Discrete hellmann-feynman theorem ?

1. May 22, 2009

juliette sekx

Discrete hellmann-feynman theorem ??

The Helmann-Feynman theorem states that :
derivative of eigenvalue with respect to a parameter = eigenfunction dagger * derivative of operator with respect to parameter * eigenfunction

(assuming that the eigenfuncitons are normalized, otherwise the theorem would also include a normalization integration).

Does anyone know if this works for the DISCRETE CASE ??

ie:

derivative of eigenvalue with respect to parameter = eigenVECTOR dagger * derivative of MATRIX with respect to parameter * eigenVECTOR ??

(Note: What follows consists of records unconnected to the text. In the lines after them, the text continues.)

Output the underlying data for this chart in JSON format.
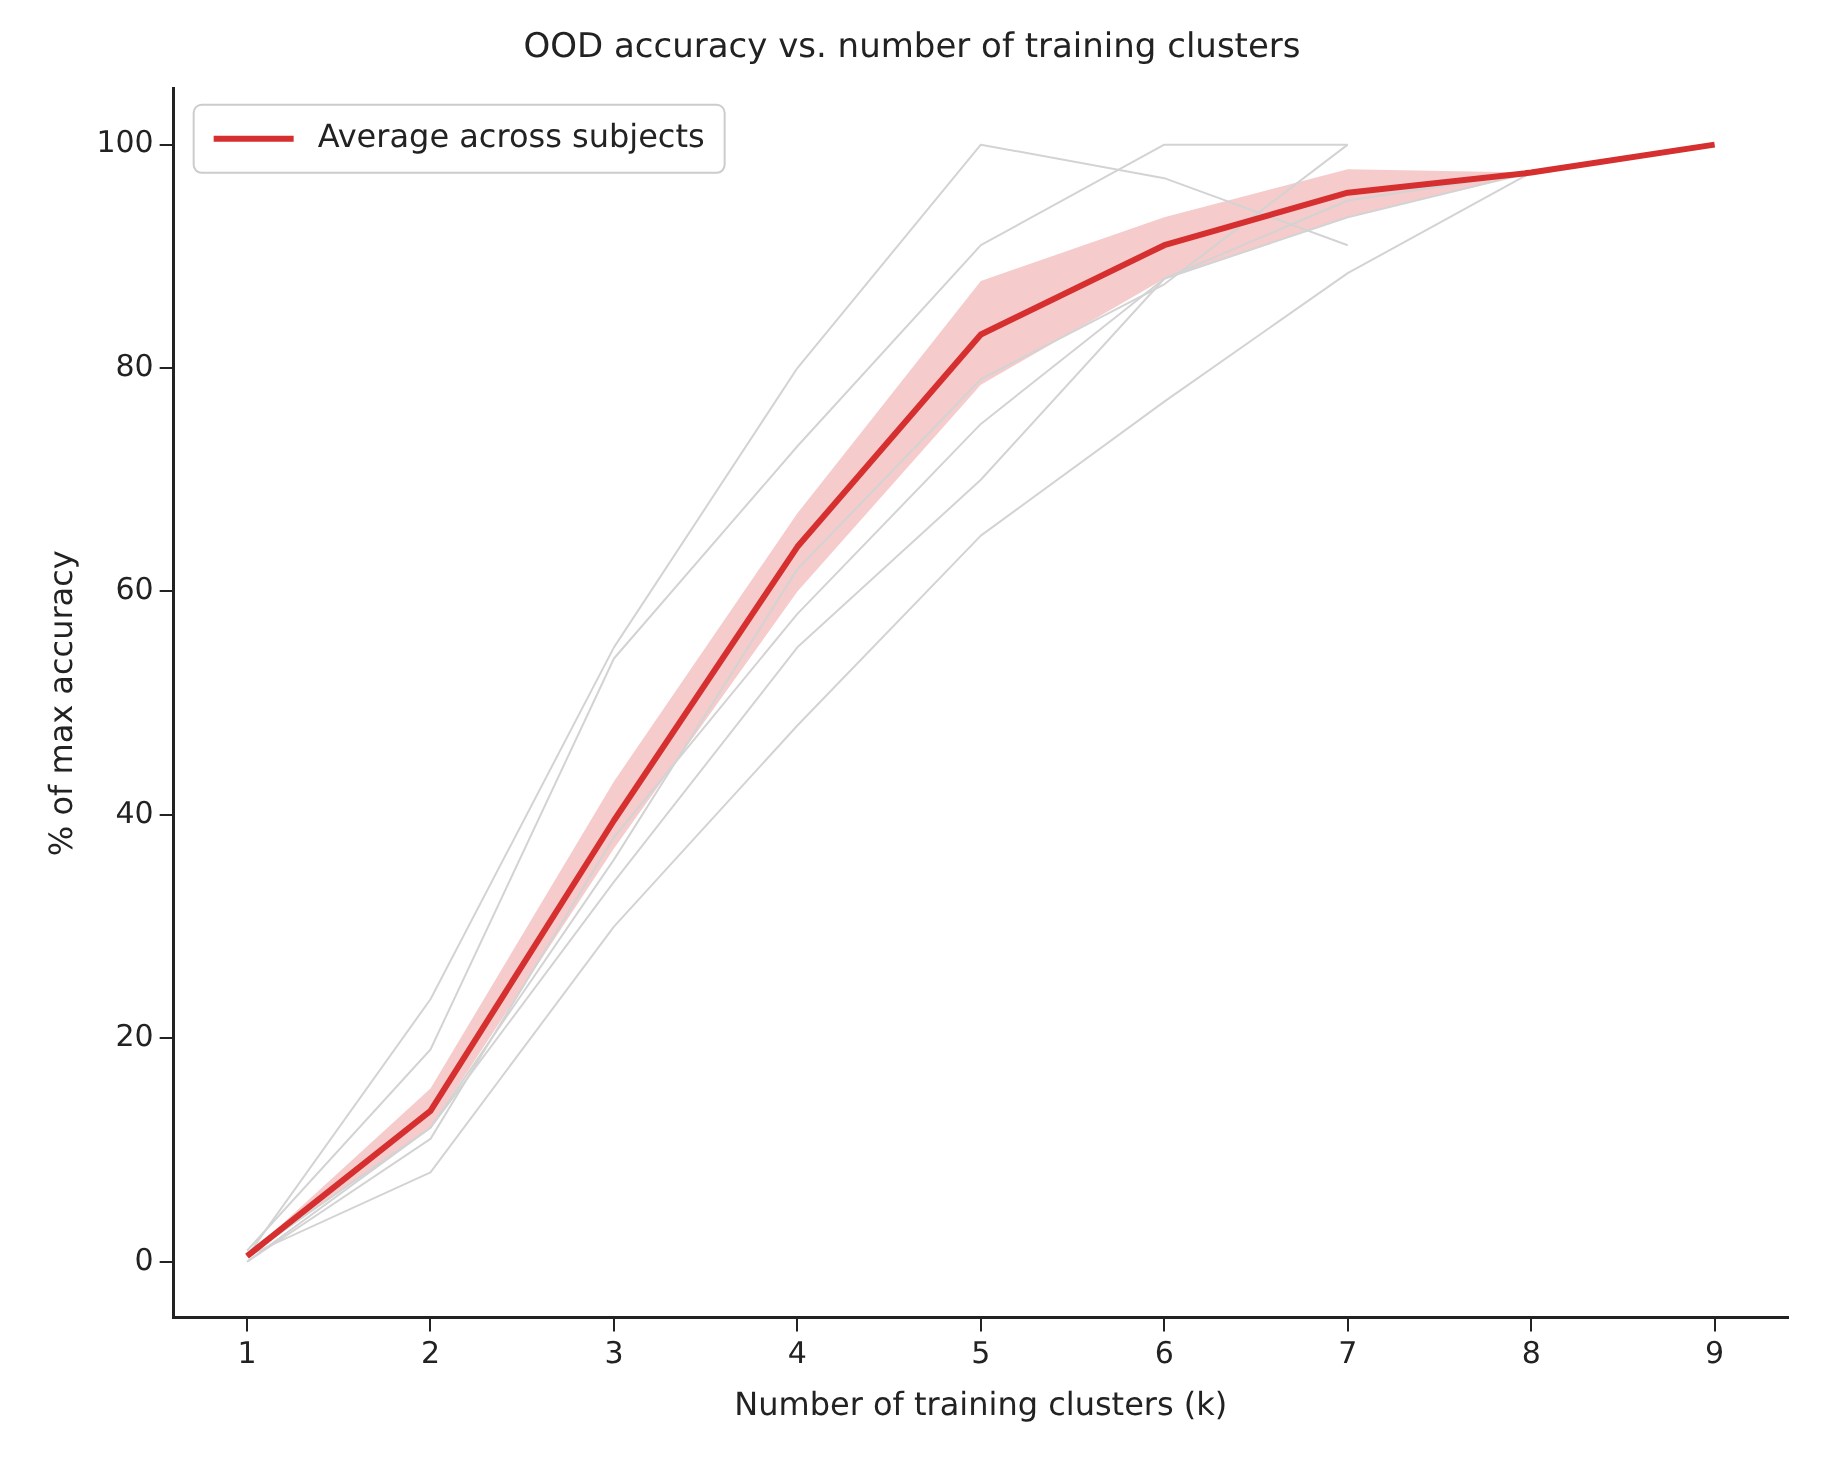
{
  "chart_data": {
    "type": "line",
    "title": "OOD accuracy vs. number of training clusters",
    "xlabel": "Number of training clusters (k)",
    "ylabel": "% of max accuracy",
    "x": [
      1,
      2,
      3,
      4,
      5,
      6,
      7,
      8,
      9
    ],
    "xlim": [
      0.6,
      9.4
    ],
    "xticks": [
      1,
      2,
      3,
      4,
      5,
      6,
      7,
      8,
      9
    ],
    "ylim": [
      -5,
      105
    ],
    "yticks": [
      0,
      20,
      40,
      60,
      80,
      100
    ],
    "grid": false,
    "legend": "top left",
    "marker": "none",
    "line_style": "solid",
    "series": [
      {
        "color": "#d3d3d3",
        "x": [
          1,
          2,
          3,
          4,
          5,
          6,
          7
        ],
        "values": [
          0.5,
          23.5,
          55,
          80,
          100,
          97,
          91
        ]
      },
      {
        "color": "#d3d3d3",
        "x": [
          1,
          2,
          3,
          4,
          5,
          6,
          7
        ],
        "values": [
          1,
          19,
          54,
          73,
          91,
          100,
          100
        ]
      },
      {
        "color": "#d3d3d3",
        "x": [
          1,
          2,
          3,
          4,
          5,
          6,
          7
        ],
        "values": [
          0.5,
          12,
          36,
          62,
          79,
          87.5,
          100
        ]
      },
      {
        "color": "#d3d3d3",
        "x": [
          1,
          2,
          3,
          4,
          5,
          6,
          7,
          8
        ],
        "values": [
          0.5,
          8,
          30,
          48,
          65,
          77,
          88.5,
          97.5
        ]
      },
      {
        "color": "#d3d3d3",
        "values": [
          0,
          11,
          38,
          58,
          75,
          88,
          93.5,
          97.5,
          100
        ]
      },
      {
        "color": "#d3d3d3",
        "x": [
          1,
          2,
          3,
          4,
          5,
          6,
          7,
          8
        ],
        "values": [
          0,
          12,
          34,
          55,
          70,
          88,
          95,
          97.5
        ]
      },
      {
        "name": "Average across subjects",
        "color": "#d62f2f",
        "values": [
          0.5,
          13.5,
          39.5,
          64,
          83,
          91,
          95.7,
          97.5,
          100
        ],
        "lower": [
          0.5,
          12,
          37,
          60,
          78.5,
          88,
          93.5,
          97.5,
          100
        ],
        "upper": [
          0.5,
          15.5,
          43,
          67,
          87.8,
          93.5,
          97.8,
          97.5,
          100
        ]
      }
    ]
  }
}
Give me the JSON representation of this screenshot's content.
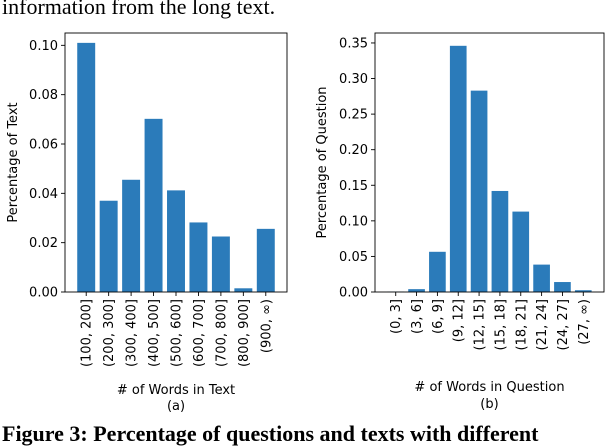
{
  "context_text": "information from the long text.",
  "caption": "Figure 3: Percentage of questions and texts with different",
  "colors": {
    "bar": "#2b7bba",
    "axis": "#000000"
  },
  "chart_data": [
    {
      "type": "bar",
      "xlabel": "# of Words in Text",
      "ylabel": "Percentage of Text",
      "sublabel": "(a)",
      "categories": [
        "(100, 200]",
        "(200, 300]",
        "(300, 400]",
        "(400, 500]",
        "(500, 600]",
        "(600, 700]",
        "(700, 800]",
        "(800, 900]",
        "(900, ∞)"
      ],
      "values": [
        0.101,
        0.037,
        0.0455,
        0.0702,
        0.0412,
        0.0282,
        0.0225,
        0.0015,
        0.0256
      ],
      "ylim": [
        0,
        0.105
      ],
      "yticks": [
        0.0,
        0.02,
        0.04,
        0.06,
        0.08,
        0.1
      ],
      "ytick_labels": [
        "0.00",
        "0.02",
        "0.04",
        "0.06",
        "0.08",
        "0.10"
      ]
    },
    {
      "type": "bar",
      "xlabel": "# of Words in Question",
      "ylabel": "Percentage of Question",
      "sublabel": "(b)",
      "categories": [
        "(0, 3]",
        "(3, 6]",
        "(6, 9]",
        "(9, 12]",
        "(12, 15]",
        "(15, 18]",
        "(18, 21]",
        "(21, 24]",
        "(24, 27]",
        "(27, ∞)"
      ],
      "values": [
        0.0005,
        0.004,
        0.0565,
        0.346,
        0.283,
        0.142,
        0.113,
        0.0385,
        0.014,
        0.0025
      ],
      "ylim": [
        0,
        0.364
      ],
      "yticks": [
        0.0,
        0.05,
        0.1,
        0.15,
        0.2,
        0.25,
        0.3,
        0.35
      ],
      "ytick_labels": [
        "0.00",
        "0.05",
        "0.10",
        "0.15",
        "0.20",
        "0.25",
        "0.30",
        "0.35"
      ]
    }
  ]
}
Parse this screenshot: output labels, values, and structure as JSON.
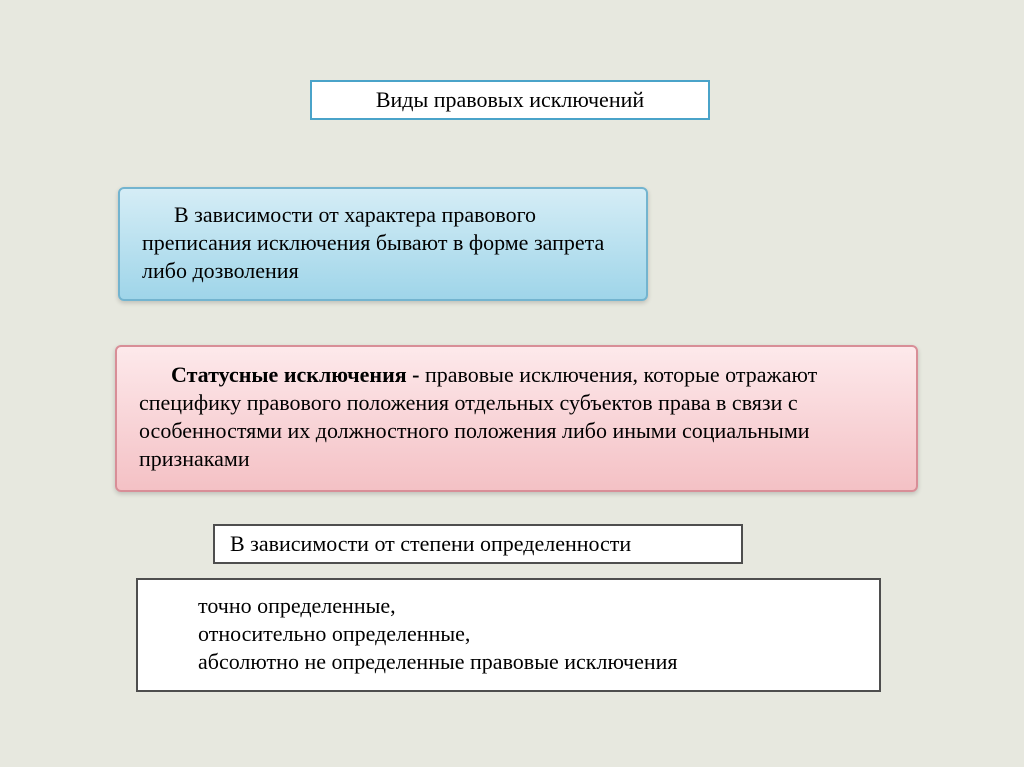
{
  "background_color": "#e7e8df",
  "title": {
    "text": "Виды правовых исключений",
    "border_color": "#4aa3c9",
    "bg_color": "#ffffff",
    "fontsize": 22
  },
  "blue_box": {
    "text": "В зависимости от характера правового преписания исключения бывают в форме запрета либо дозволения",
    "gradient_top": "#d5edf6",
    "gradient_bottom": "#9fd5e9",
    "border_color": "#73b4cf",
    "fontsize": 22
  },
  "pink_box": {
    "bold_part": "Статусные исключения - ",
    "rest": "правовые исключения, которые отражают специфику правового положения отдельных субъектов права в связи с особенностями их должностного положения либо иными социальными признаками",
    "gradient_top": "#fde9eb",
    "gradient_bottom": "#f4c1c5",
    "border_color": "#d88e97",
    "fontsize": 22
  },
  "white_box_1": {
    "text": "В зависимости от степени определенности",
    "border_color": "#4e4e4e",
    "bg_color": "#ffffff",
    "fontsize": 22
  },
  "white_box_2": {
    "line1": "точно определенные,",
    "line2": "относительно определенные,",
    "line3": "абсолютно не определенные правовые исключения",
    "border_color": "#4e4e4e",
    "bg_color": "#ffffff",
    "fontsize": 22
  }
}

I can't find a proof of it anywhere!

2. May 22, 2009

VKint

Re: Discrete hellmann-feynman theorem ??

In order for the theorem to be true, the matrix has to be Hermitian.

The proof would go something like this. Let $$A(s)$$ be one-parameter smooth family of Hermitian matrices and $$\lambda(s)$$ a smooth parametrization of the eigenvalue of $$A(s)$$ corresponding to the eigenvector $$\mathbf{v}(s)$$. (Assume that $$\mathbf{v}$$ is normalized so that $$\mathbf{v}^{\dagger} \mathbf{v} = 1$$.) Then $$A \mathbf{v} = \lambda \mathbf{v}$$ for all $$s$$. Differentiating this relation, we have
$$A' \mathbf{v} + A \mathbf{v}' = \lambda' \mathbf{v} + \lambda \mathbf{v} \textrm{.}$$
Note that $$\mathbf{v}^{\dagger} A \mathbf{v} = (A^{\dagger} \mathbf{v})^{\dagger} \mathbf{v} = (A \mathbf{v})^{\dagger} \mathbf{v}$$, since $$A$$ is Hermitian; but $$A \mathbf{v} = \lambda \mathbf{v}$$, so $$\mathbf{v}^{\dagger} A \mathbf{v} = \lambda^{*} \mathbf{v}^{\dagger} \mathbf{v} = \lambda^{*}$$ (where stars indicate complex conjugates). However, recall that Hermitian matrices have real eigenvalues; thus, $$\lambda^{*} = \lambda$$. Thus, multiplying the above equation by $$\mathbf{v}^{\dagger}$$ on the left, we have
$$\mathbf{v}^{\dagger} A' \mathbf{v} + \lambda = \lambda' + \lambda \textrm{,}$$
and, canceling $$\lambda$$ from both sides, we obtain the desired result.

3. May 28, 2009

VKint

Re: Discrete hellmann-feynman theorem ??

I was just rereading my work, and I discovered that there are a few typos in the previous post. The proof should have read:

$$(1) \quad \textrm{WLOG, } \mathbf{v}^{\dagger} \mathbf{v} = 1 \textrm{;}$$

(2) \begin{align*} \mathbf{v}^{\dagger} A \mathbf{v}' &= (A \mathbf{v})^{\dagger} \mathbf{v}'\\ &= \lambda^{*} \mathbf{v}^{\dagger} \mathbf{v}'\\ &= \lambda \mathbf{v}^{\dagger} \mathbf{v}' \quad \textrm{(since \lambda is real);} \end{align*}

(3) \begin{align*} A \mathbf{v} &= \lambda \mathbf{v}\\ \Rightarrow A' \mathbf{v} + A \mathbf{v}' &= \lambda' \mathbf{v} + \lambda \mathbf{v}'\\ \Rightarrow \mathbf{v}^{\dagger} A' \mathbf{v} + \mathbf{v}^{\dagger} A \mathbf{v}' &= \lambda' \mathbf{v}^{\dagger} \mathbf{v} + \lambda \mathbf{v}^{\dagger} \mathbf{v}'\\ \Rightarrow \mathbf{v}^{\dagger} A' \mathbf{v} &= \lambda' \quad \textrm{(by (1) and (2)).} \end{align*}

4. May 28, 2009

juliette sekx

Re: Discrete hellmann-feynman theorem ??

Very nice!

So this works not only for Hermitian matrices, but for real eigenvalues of any matrix!

5. May 28, 2009

VKint

Re: Discrete hellmann-feynman theorem ??

Not quite. In step (2), the first line requires that $$A$$ be Hermitian (otherwise, it would read $$\mathbf{v}^{\dagger} A \mathbf{v}' = (A^{\dagger} \mathbf{v})^{\dagger} \mathbf{v}'$$, which does not give the required cancellation).

6. May 29, 2009

juliette sekx

Re: Discrete hellmann-feynman theorem ??

Right .. I totally missed that! Thanks! =)